How we cite our quotes: (Chapter.Paragraph)
Quote #4
She stands tall, haggard, marvelous in her housecoat, the coffee steaming in her hand. He is still, at times, astonished by her. She may be the most intelligent woman in England, he thinks. Her books may be read for centuries. He believes this more ardently than does anyone else. And she is his wife. She is Virginia Stephen, pale and tall, startling as a Rembrandt or a Velázquez, appearing twenty years ago at her brother's rooms in Cambridge in a white dress, and she is Virginia Woolf, standing before him right now. (2.26)
As Michael Cunningham depicts them, Leonard and Virginia Woolf have the kind of relationship that Laura Brown can only dream about. Whereas Leonard respects, admires, and loves his wife because of her talent and intelligence, Laura feels that being a good wife to her husband, Dan, means putting her own desires and ambitions to the side so that she can do trivial, dutiful things. It's not entirely clear how much Dan himself expects her to do this, but it's clearly the role suburban American society has defined for women in Laura's position.
Quote #5
She wonders, while she pushes a cart through the supermarket or has her hair done, if the other women aren't all thinking, to some degree or other, the same thing: Here is the brilliant spirit, the woman of sorrows, the woman of transcendent joys, who would rather be elsewhere, who has consented to perform simple and essentially foolish tasks, to examine tomatoes, to sit under a hair dryer, because it is her art and her duty. (3.15)
For Laura Brown, performing her role as wife and mother feels oppressive and dull. Laura dreams of being brilliant, like Virginia Woolf, and she resents the fact that trivial, mundane tasks like shopping for groceries and getting her hair done are the only things that society asks and expects of her.
Quote #6
It seems good enough; parts seem very good indeed. She has lavish hopes, of course—she wants this to be her best book, the one that finally matches her expectations. But can a single day in the life of an ordinary woman be made into enough for a novel? (5.2)

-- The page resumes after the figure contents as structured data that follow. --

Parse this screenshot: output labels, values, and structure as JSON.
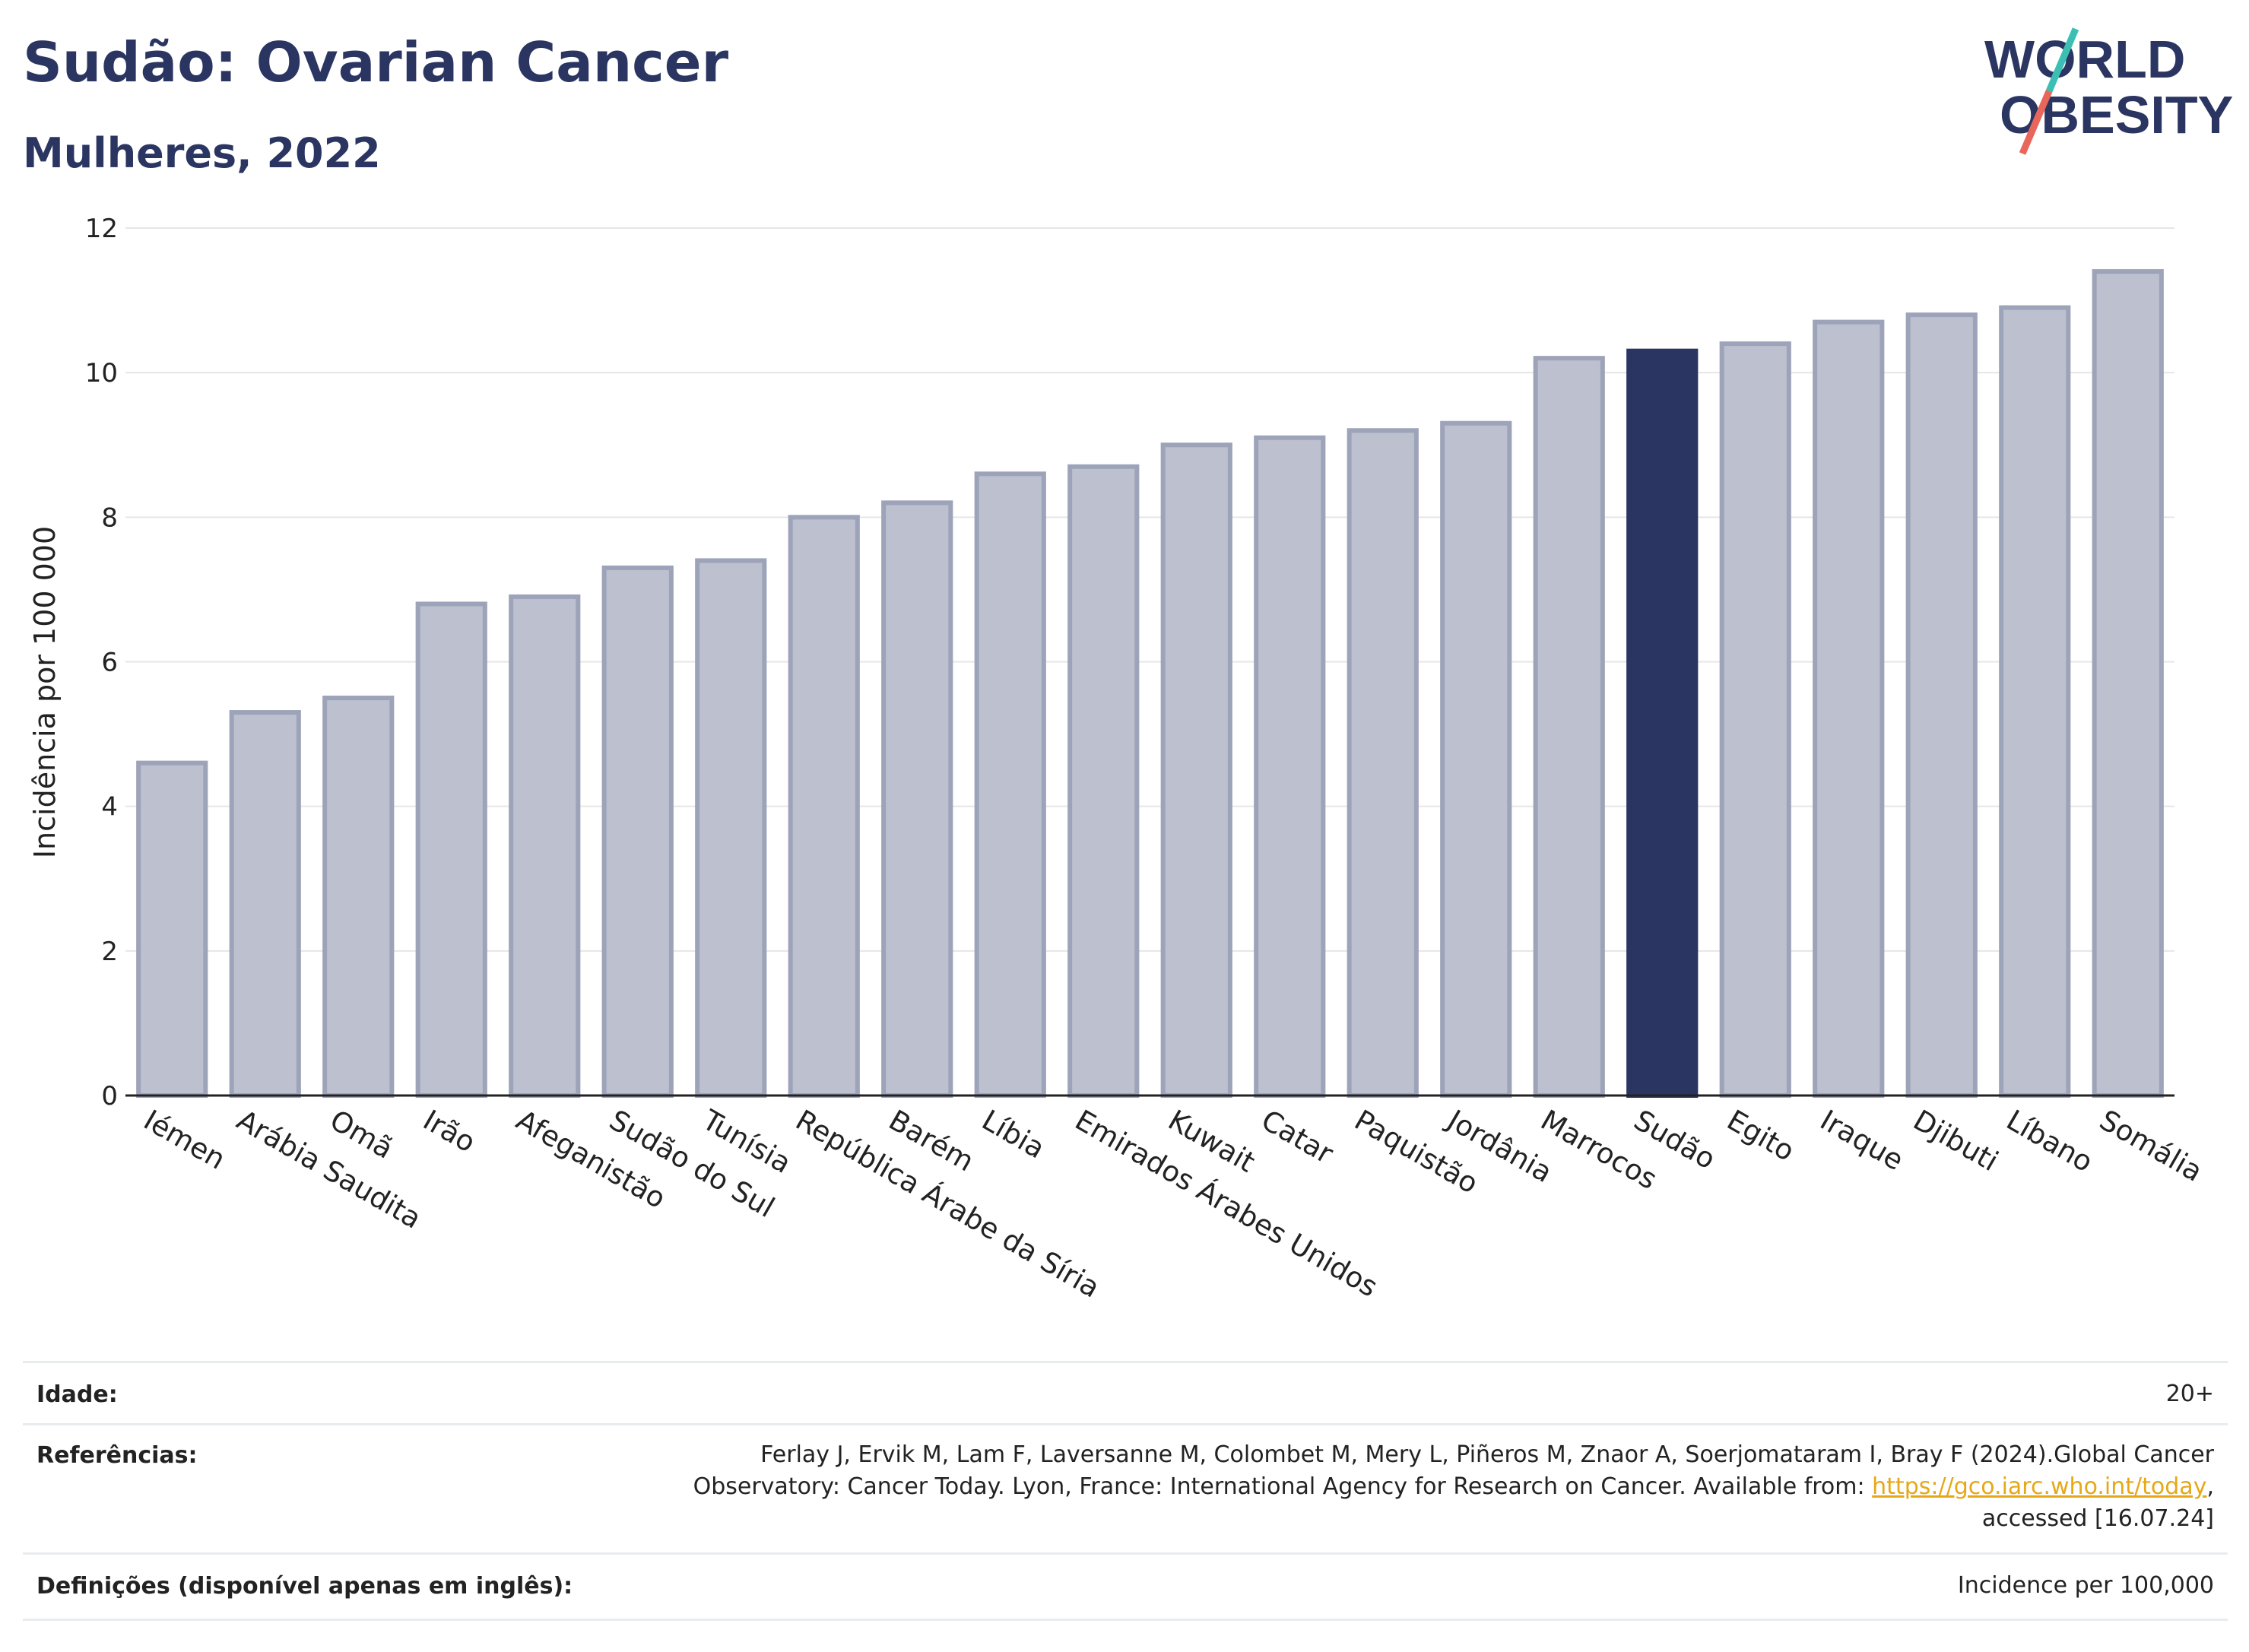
{
  "header": {
    "title": "Sudão: Ovarian Cancer",
    "subtitle": "Mulheres, 2022",
    "logo_line1": "WORLD",
    "logo_line2": "OBESITY"
  },
  "chart_data": {
    "type": "bar",
    "ylabel": "Incidência por 100 000",
    "ylim": [
      0,
      12
    ],
    "yticks": [
      0,
      2,
      4,
      6,
      8,
      10,
      12
    ],
    "categories": [
      "Iémen",
      "Arábia Saudita",
      "Omã",
      "Irão",
      "Afeganistão",
      "Sudão do Sul",
      "Tunísia",
      "República Árabe da Síria",
      "Barém",
      "Líbia",
      "Emirados Árabes Unidos",
      "Kuwait",
      "Catar",
      "Paquistão",
      "Jordânia",
      "Marrocos",
      "Sudão",
      "Egito",
      "Iraque",
      "Djibuti",
      "Líbano",
      "Somália"
    ],
    "values": [
      4.6,
      5.3,
      5.5,
      6.8,
      6.9,
      7.3,
      7.4,
      8.0,
      8.2,
      8.6,
      8.7,
      9.0,
      9.1,
      9.2,
      9.3,
      10.2,
      10.3,
      10.4,
      10.7,
      10.8,
      10.9,
      11.4
    ],
    "highlight": "Sudão",
    "colors": {
      "bar": "#bcc0cf",
      "bar_border": "#9da3b8",
      "highlight": "#2b3561"
    },
    "grid": true
  },
  "footer": {
    "age_label": "Idade:",
    "age_value": "20+",
    "ref_label": "Referências:",
    "ref_line1": "Ferlay J, Ervik M, Lam F, Laversanne M, Colombet M, Mery L, Piñeros M, Znaor A, Soerjomataram I, Bray F (2024).Global Cancer",
    "ref_line2_pre": "Observatory: Cancer Today. Lyon, France: International Agency for Research on Cancer. Available from: ",
    "ref_link": "https://gco.iarc.who.int/today",
    "ref_line2_post": ",",
    "ref_line3": "accessed [16.07.24]",
    "def_label": "Definições (disponível apenas em inglês):",
    "def_value": "Incidence per 100,000"
  }
}
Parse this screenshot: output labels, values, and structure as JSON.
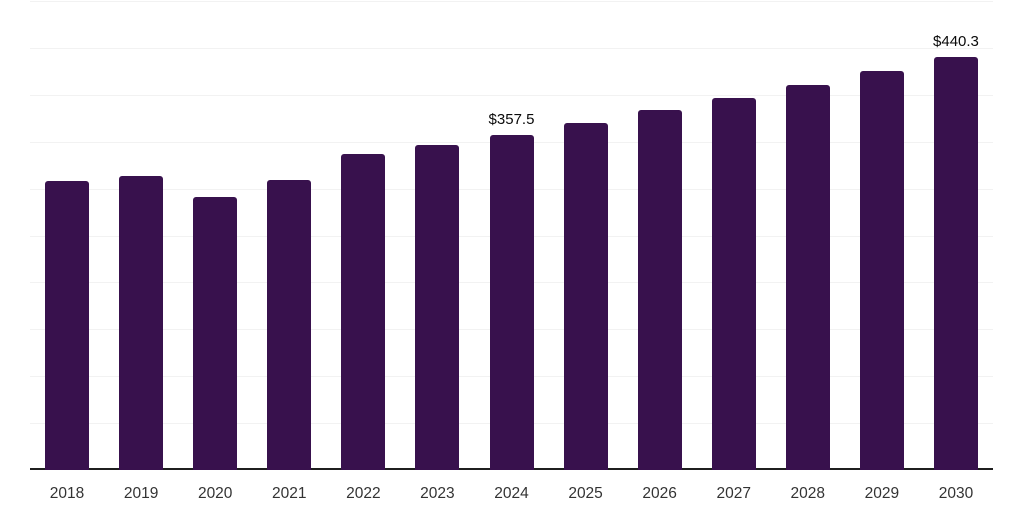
{
  "chart_data": {
    "type": "bar",
    "title": "",
    "xlabel": "",
    "ylabel": "",
    "categories": [
      "2018",
      "2019",
      "2020",
      "2021",
      "2022",
      "2023",
      "2024",
      "2025",
      "2026",
      "2027",
      "2028",
      "2029",
      "2030"
    ],
    "values": [
      308.1,
      313.0,
      291.3,
      309.7,
      336.6,
      346.2,
      357.5,
      370.2,
      383.3,
      396.8,
      410.9,
      425.4,
      440.3
    ],
    "point_labels": [
      "",
      "",
      "",
      "",
      "",
      "",
      "$357.5",
      "",
      "",
      "",
      "",
      "",
      "$440.3"
    ],
    "ylim": [
      0,
      500
    ],
    "y_gridline_interval": 50,
    "grid": "horizontal",
    "legend": "none",
    "y_axis_tick_labels_visible": false,
    "colors": {
      "bar": "#38114d",
      "gridline": "#f2f2f2",
      "axis_line": "#1f1f1f",
      "data_label": "#0a0a0a",
      "tick_label": "#333333",
      "background": "#ffffff"
    }
  }
}
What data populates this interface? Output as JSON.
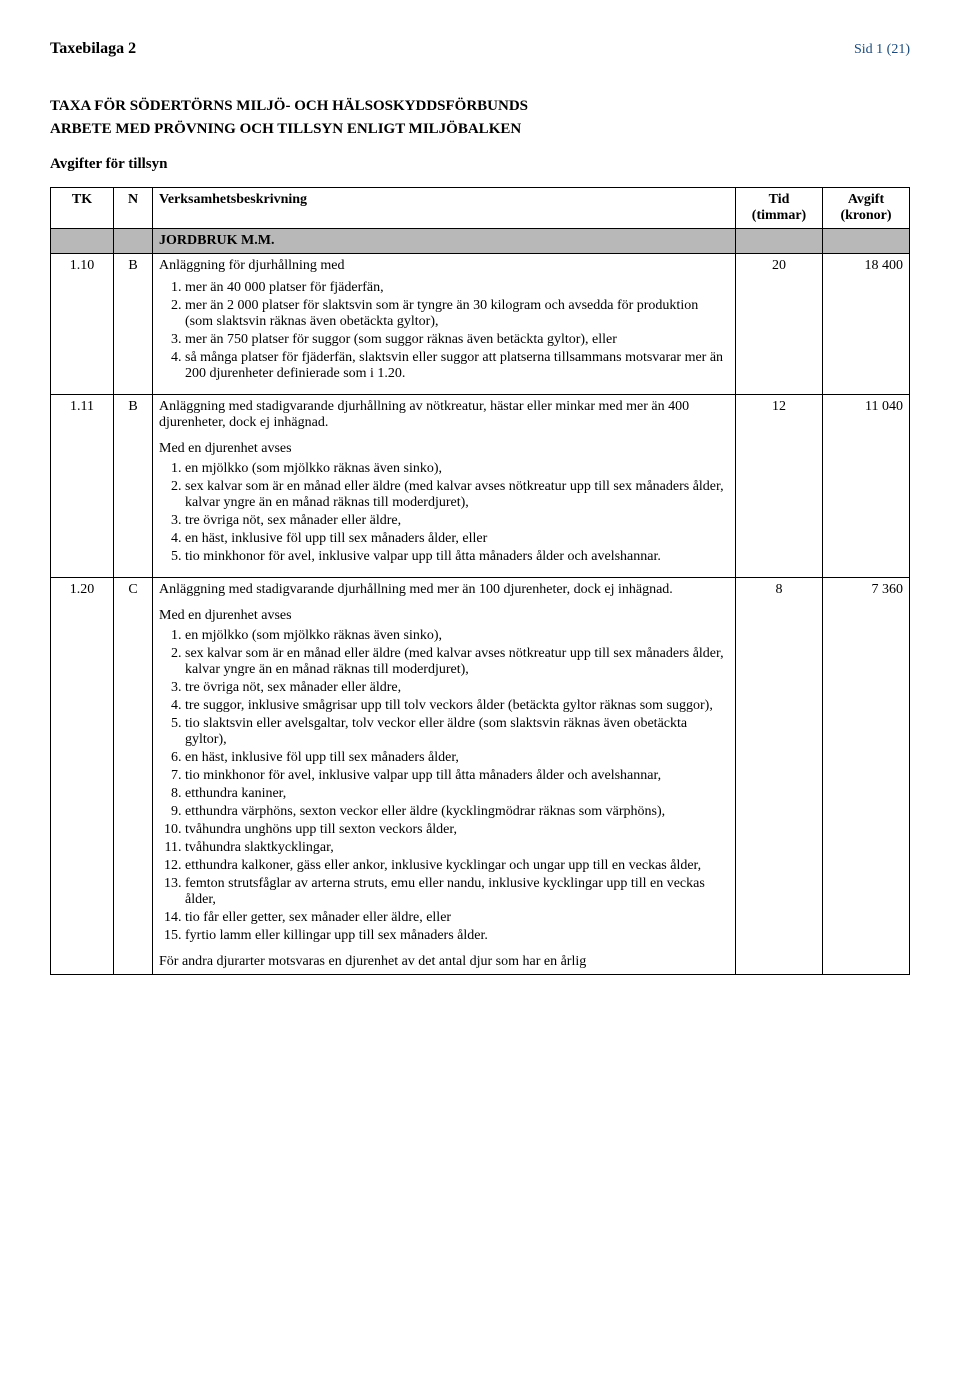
{
  "header": {
    "doc_title": "Taxebilaga 2",
    "page_label": "Sid 1 (21)"
  },
  "titles": {
    "main1": "TAXA FÖR SÖDERTÖRNS MILJÖ- OCH HÄLSOSKYDDSFÖRBUNDS",
    "main2": "ARBETE MED PRÖVNING OCH TILLSYN ENLIGT MILJÖBALKEN",
    "sub": "Avgifter för tillsyn"
  },
  "columns": {
    "tk": "TK",
    "n": "N",
    "desc": "Verksamhetsbeskrivning",
    "tid": "Tid (timmar)",
    "avg": "Avgift (kronor)"
  },
  "section_label": "JORDBRUK M.M.",
  "row110": {
    "tk": "1.10",
    "n": "B",
    "intro": "Anläggning för djurhållning med",
    "tid": "20",
    "avg": "18 400",
    "items": [
      "mer än 40 000 platser för fjäderfän,",
      "mer än 2 000 platser för slaktsvin som är tyngre än 30 kilogram och avsedda för produktion (som slaktsvin räknas även obetäckta gyltor),",
      "mer än 750 platser för suggor (som suggor räknas även betäckta gyltor), eller",
      "så många platser för fjäderfän, slaktsvin eller suggor att platserna tillsammans motsvarar mer än 200 djurenheter definierade som i 1.20."
    ]
  },
  "row111": {
    "tk": "1.11",
    "n": "B",
    "intro": "Anläggning med stadigvarande djurhållning av nötkreatur, hästar eller minkar med mer än 400 djurenheter, dock ej inhägnad.",
    "med_label": "Med en djurenhet avses",
    "tid": "12",
    "avg": "11 040",
    "items": [
      "en mjölkko (som mjölkko räknas även sinko),",
      "sex kalvar som är en månad eller äldre (med kalvar avses nötkreatur upp till sex månaders ålder, kalvar yngre än en månad räknas till moderdjuret),",
      "tre övriga nöt, sex månader eller äldre,",
      "en häst, inklusive föl upp till sex månaders ålder, eller",
      "tio minkhonor för avel, inklusive valpar upp till åtta månaders ålder och avelshannar."
    ]
  },
  "row120": {
    "tk": "1.20",
    "n": "C",
    "intro": "Anläggning med stadigvarande djurhållning med mer än 100 djurenheter, dock ej inhägnad.",
    "med_label": "Med en djurenhet avses",
    "tid": "8",
    "avg": "7 360",
    "items": [
      "en mjölkko (som mjölkko räknas även sinko),",
      "sex kalvar som är en månad eller äldre (med kalvar avses nötkreatur upp till sex månaders ålder, kalvar yngre än en månad räknas till moderdjuret),",
      "tre övriga nöt, sex månader eller äldre,",
      "tre suggor, inklusive smågrisar upp till tolv veckors ålder (betäckta gyltor räknas som suggor),",
      "tio slaktsvin eller avelsgaltar, tolv veckor eller äldre (som slaktsvin räknas även obetäckta gyltor),",
      "en häst, inklusive föl upp till sex månaders ålder,",
      "tio minkhonor för avel, inklusive valpar upp till åtta månaders ålder och avelshannar,",
      "etthundra kaniner,",
      "etthundra värphöns, sexton veckor eller äldre (kycklingmödrar räknas som värphöns),",
      "tvåhundra unghöns upp till sexton veckors ålder,",
      "tvåhundra slaktkycklingar,",
      "etthundra kalkoner, gäss eller ankor, inklusive kycklingar och ungar upp till en veckas ålder,",
      "femton strutsfåglar av arterna struts, emu eller nandu, inklusive kycklingar upp till en veckas ålder,",
      "tio får eller getter, sex månader eller äldre, eller",
      "fyrtio lamm eller killingar upp till sex månaders ålder."
    ],
    "footer": "För andra djurarter motsvaras en djurenhet av det antal djur som har en årlig"
  }
}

For contemporary readers like us, this question is a no-brainer. Of course a single day in the life of an ordinary woman can fill an entire novel. James Joyce charted a single day in the life of an ordinary man in his hefty novel Ulysses, so why wouldn't an ordinary woman be just as interesting as Leopold Bloom? That said, it might not seem like such a no-brainer to us if Virginia Woolf had never written Mrs. Dalloway. Luckily for us, the novel blazed a serious trail.